Perhaps more distressing, Alan the Absentee is the person evaluating a staff that he doesn’t fully understand. He isn’t fully qualified to identify the challenges unique to every position, and in that cannot accurately acknowledge success.
Solution: Showing Up
The solution for Alan is simple: be there and stay informed. Studies show that 96% of employees identify empathy as imperative to retention efforts; getting to know your staff members yields real results. If he can’t be there, he should consider using the aforementioned restaurant analytics apps to watch while he’s away. He can host meetings on a quarterly basis and lead with ice breaker activities to lighten the mood.
By creating a more rigorous series of checks and balances, Alan can better support his team. In the instances where he can’t be there, he should delegate leads and trust their judgment to assess the work of his team. In addition to setting standards for performance, Alan can use things like recipe viewer programs for his back-of-house staff, to dictate specifics, which will provide metrics for success in review feedback.Peter Petty
While we’ve described a host of frustrating figures, there is none more cartoonishly unpleasant than Peter Petty. Peter is resentful and spiteful, hyperbolic in his mean spirited jokes that come at the expense of others and prone to make comments that may or may not use appropriate humor or demeaning language. He is the picture of a bad manager, the kind that takes any feedback or perceived slight personally and then lashes out. Holding grudges and exerting a dictatorial position in his authority is important to Peter. He believes that despite the fact that he is the common denominator, the real problem is everyone else.

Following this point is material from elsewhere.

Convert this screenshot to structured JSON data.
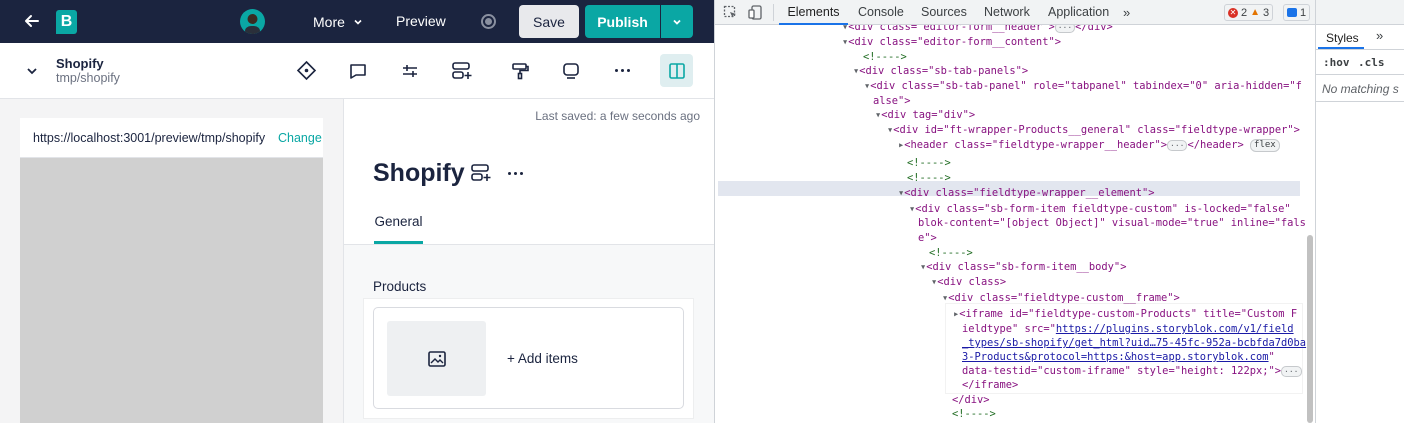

Solution: Reconsider the Cost of Winning
The central strategy in Peter’s convictions is to assert his dominance, which is both inaccurate and untenable; it’s okay not to know everything and to learn and grow from your mistakes. He might consider that instead of winning an argument, he can delegate that to someone who may be better skilled at personal interaction, as staff turnover is expensive.
Fortunately, psychologists believe empathy can be taught. He should listen to other people and consider whether or not his pride is worth the price of losing an asset to your team.Conclusion
Employee turnover is expensive and time-consuming and can severely cut into your margins. By recognizing if you are one of the bad restaurant managers listed here, or something else, you foster a sense of community and empower your staff, while enhancing your retention efforts and improve morale. Check your ego and look at the bigger picture when dealing with staff. Put yourself in their shoes and follow the Golden Rule and it can pay off in the long run.